MANILA – The rate of price increases in the Philippines is seen to sustain its within-target rise until the third quarter of 2017, a Bangko Sentral ng Pilipinas (BSP) official said Friday.
“Our latest (average) inflation forecast (for 2017) is at 3.4 percent but the upward trajectory is expected to continue only until about the third quarter. And since then we expect inflation to average about three percent for the entire year of 2018,” BSP Deputy Governor Diwa Guinigundo said during a briefing for the first quarter 2017 inflation report.
In the first quarter of the year, inflation averaged at 3.2 percent, within the central bank’s two to four percent goal until 2020.
Last March alone, inflation rose to 3.4 percent from month-ago’s 3.3 percent. The latest monthly inflation level is the highest after the 3.7 percent in November 2014.
With average inflation rate to date of higher than the central bank’s three percent key rate, there is a real negative interest rate in the country.
However, Guinigundo stressed that this is not a bad thing and “is not unique to the Philippines.”
He explained that there are many considerations for this and in the case of the Philippines these include manageable inflation outlook and still appropriate monetary policy rates.
With inflation seen to remain within target even with the projected rise until the third quarter, Guinigundo said there was no need to adjust policy rates.
”Given that monetary policy works with a long lag I think at this point it is useful to keep your monetary policy rates steady at three percent,” he said.
The central bank official disclosed that “inflation expectations are well attuned” and is “very much consistent with the inflation target as well as the inflation forecast of the BSP.”
He also explained that increasing policy rates would give a signal “that you are concerned on the demand pressure mounting and that should compromise your inflation.”
“But we don’t see that,” he stressed, citing that high frequency indicators like energy sales, “continue to show robustness and resiliency in economic activity.”
“We continue to see that demand pressures, in general, remain to be manageable even (with policy rates) at three percent,” he said.
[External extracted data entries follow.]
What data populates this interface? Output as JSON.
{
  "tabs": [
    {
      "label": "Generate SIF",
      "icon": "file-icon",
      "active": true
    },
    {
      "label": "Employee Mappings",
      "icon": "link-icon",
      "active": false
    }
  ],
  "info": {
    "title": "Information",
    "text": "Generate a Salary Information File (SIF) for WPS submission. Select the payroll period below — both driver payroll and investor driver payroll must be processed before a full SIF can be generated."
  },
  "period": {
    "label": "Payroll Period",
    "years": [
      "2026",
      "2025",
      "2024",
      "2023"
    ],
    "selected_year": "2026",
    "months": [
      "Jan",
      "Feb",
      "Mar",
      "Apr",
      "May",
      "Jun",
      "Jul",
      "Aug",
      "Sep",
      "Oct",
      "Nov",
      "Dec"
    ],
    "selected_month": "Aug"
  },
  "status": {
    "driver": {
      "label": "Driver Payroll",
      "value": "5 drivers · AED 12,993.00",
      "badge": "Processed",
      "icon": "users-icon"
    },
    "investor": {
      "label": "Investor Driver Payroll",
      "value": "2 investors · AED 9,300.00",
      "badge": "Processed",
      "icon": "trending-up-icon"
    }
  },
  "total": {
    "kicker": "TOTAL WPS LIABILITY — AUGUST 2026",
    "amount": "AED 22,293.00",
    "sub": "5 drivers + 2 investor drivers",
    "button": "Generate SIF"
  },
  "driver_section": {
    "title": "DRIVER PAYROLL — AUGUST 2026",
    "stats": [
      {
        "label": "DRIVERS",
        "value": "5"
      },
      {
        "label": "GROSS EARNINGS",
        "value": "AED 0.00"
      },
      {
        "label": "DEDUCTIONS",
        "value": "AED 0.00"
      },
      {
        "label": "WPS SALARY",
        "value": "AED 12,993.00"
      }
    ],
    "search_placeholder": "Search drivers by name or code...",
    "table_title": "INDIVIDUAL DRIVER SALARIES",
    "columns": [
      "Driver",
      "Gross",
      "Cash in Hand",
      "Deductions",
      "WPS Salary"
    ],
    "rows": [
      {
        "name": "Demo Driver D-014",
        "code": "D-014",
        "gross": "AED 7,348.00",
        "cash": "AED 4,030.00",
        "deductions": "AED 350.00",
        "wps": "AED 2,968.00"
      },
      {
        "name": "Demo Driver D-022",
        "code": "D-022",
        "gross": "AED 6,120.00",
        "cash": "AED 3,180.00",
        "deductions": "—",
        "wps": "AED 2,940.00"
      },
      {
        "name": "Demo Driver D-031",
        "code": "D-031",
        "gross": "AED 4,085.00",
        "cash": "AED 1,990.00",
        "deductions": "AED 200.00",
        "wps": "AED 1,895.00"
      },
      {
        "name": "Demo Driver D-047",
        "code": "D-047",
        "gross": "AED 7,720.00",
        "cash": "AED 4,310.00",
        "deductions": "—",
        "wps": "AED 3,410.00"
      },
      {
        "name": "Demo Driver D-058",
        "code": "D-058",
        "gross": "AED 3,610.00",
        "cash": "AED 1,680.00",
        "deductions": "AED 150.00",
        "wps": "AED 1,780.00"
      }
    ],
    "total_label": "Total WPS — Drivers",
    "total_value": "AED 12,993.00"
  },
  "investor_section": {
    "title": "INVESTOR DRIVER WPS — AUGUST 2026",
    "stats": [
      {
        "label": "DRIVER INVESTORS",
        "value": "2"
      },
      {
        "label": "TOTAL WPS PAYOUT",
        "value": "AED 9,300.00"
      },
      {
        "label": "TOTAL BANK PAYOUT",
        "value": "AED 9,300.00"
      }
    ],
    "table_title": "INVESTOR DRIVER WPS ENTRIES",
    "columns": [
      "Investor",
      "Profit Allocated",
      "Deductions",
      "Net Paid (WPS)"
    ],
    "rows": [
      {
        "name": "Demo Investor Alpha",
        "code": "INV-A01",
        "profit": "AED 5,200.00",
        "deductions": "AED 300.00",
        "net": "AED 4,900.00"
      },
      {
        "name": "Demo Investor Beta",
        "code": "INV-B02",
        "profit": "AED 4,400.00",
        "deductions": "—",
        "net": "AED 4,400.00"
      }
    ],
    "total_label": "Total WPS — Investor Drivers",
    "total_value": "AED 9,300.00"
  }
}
Guinigundo said the central bank’s open market operations such as the overnight deposit facilities as well as the term deposit facility (TDF) continue to help mop up liquidity and help address any inflation build up.
“So at three percent, while at first glance we are operating on a negative real policy rate, by and large I think that maintaining the policy rates at three percent remains appropriate,” he added.